Wednesday, November 11, 2009

Pope, migration is opportunity

Migration is a growing issue worldwide but should be seen as an opportunity rather than a problem, Pope Benedict XVI said on Monday.

Addressing the first session of the Vatican's World Congress on Migrants, the pontiff said migration was ''a bigger issue than ever before, both in terms of size and complexity''.

''It now affects nearly every country in the world and is part of the vast process of globalization,'' Benedict said. ''Many migrants leave their countries to escape living conditions that are humanly unacceptable but without finding the welcome they hope for elsewhere''.

The pope urged delegates to view migration as a positive phenomenon ''that helps encourage understanding between peoples and builds peace and effective development in every nation''.

The Vatican's 'migration minister' Antonio Maria Veglio' expressed similar ideas, calling for an end to ''fears arising from a view of migration as an unknown quantity and reduced solely to a public order issue to be dealt with through repressive measures''.

Another key speaker at the opening session was Italian Senate Speaker Renato Schifani, part of a centre-right government whose policies have been repeatedly rapped by leading Church figures in recent months.

''Immigration risks becoming nothing more than an ideological issue if reduced to polemics between those who are concerned with security and those who worry about integration,'' said Schifani.

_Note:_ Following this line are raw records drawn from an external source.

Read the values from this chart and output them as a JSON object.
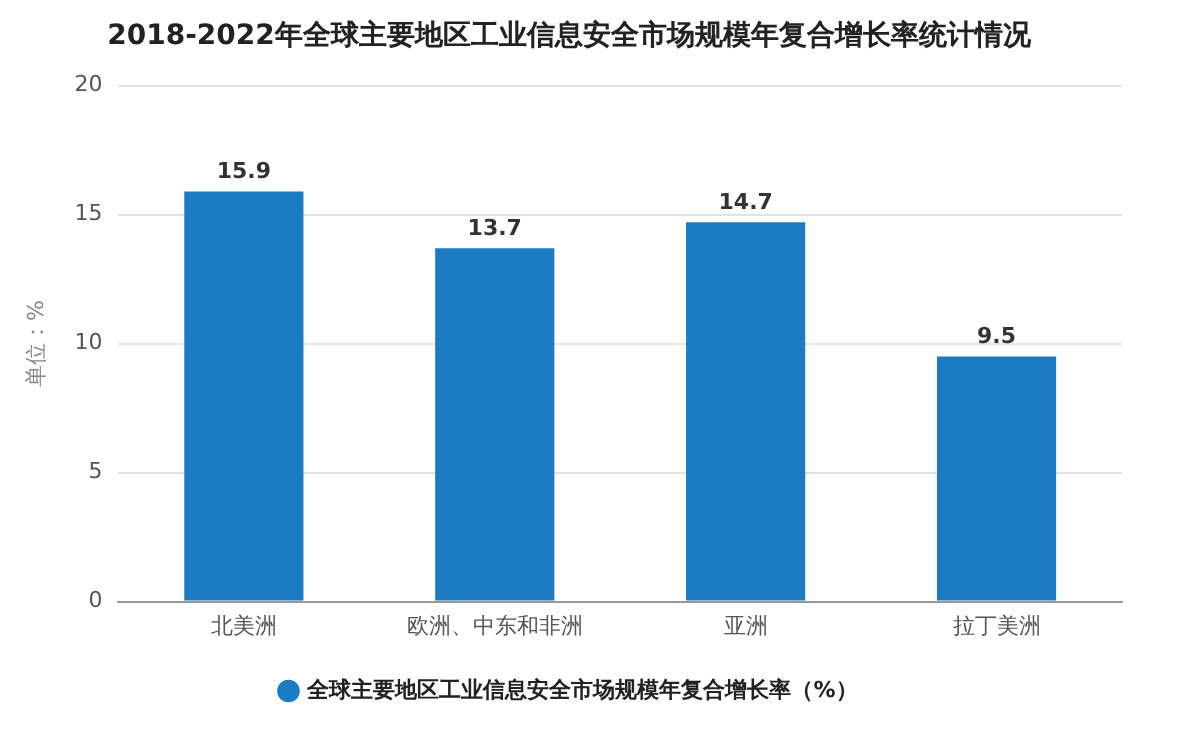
{
  "chart_data": {
    "type": "bar",
    "title": "2018-2022年全球主要地区工业信息安全市场规模年复合增长率统计情况",
    "ylabel": "单位：%",
    "categories": [
      "北美洲",
      "欧洲、中东和非洲",
      "亚洲",
      "拉丁美洲"
    ],
    "series": [
      {
        "name": "全球主要地区工业信息安全市场规模年复合增长率（%）",
        "color": "#1b7bc4",
        "values": [
          15.9,
          13.7,
          14.7,
          9.5
        ]
      }
    ],
    "ylim": [
      0,
      20
    ],
    "yticks": [
      0,
      5,
      10,
      15,
      20
    ],
    "grid": "y",
    "legend": "bottom",
    "data_labels": true
  }
}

He called for an end to immigration being used as an ''inappropriate political tool'', which he said meant ''recognizing first and foremost that security and integration, legality and welcome, and law and justice are all intertwined issues''.

Veglio', who heads the Pontifical Council for the Pastoral Care of Migrants and Itinerant People, has been one of several prominent Vatican figures to express concern over the Italian government's immigration policies, particularly a new Italian law criminalizing illegal immigration.

The law imposes hefty fines on illegal immigrants as well as on Italians - with the exception of doctors and school principals - who fail to report migrants living in the country without documents.

Landlords who rent to migrants without papers face tough fines, while parents without legal status will be unable to access public services for their infants. Vatican criticism has also centred on a controversial push-back policy launched in May, under which migrant boats intercepted in the Mediterranean are sent back to Libya, which is not a party to the 1951 Refugee Convention.

The 6th World Congress on the Pastoral Care of Migrants and Refugees, which runs until November 12, began with a mass in the Vatican basilica followed by an opening session and audience with the pope.

Debate on the first day was dedicated to the theme of population movements in the context of globalization.

Tuesday's sessions will look at youth pastoral care among migrants and refugees, cooperation with churches of origin, and dialogue and collaboration.

On Wednesday, delegates will consider the ''needs and challenges of ecumenical and inter-religious cooperation'', while the event will close on Thursday with the presentation of a document setting out future goals.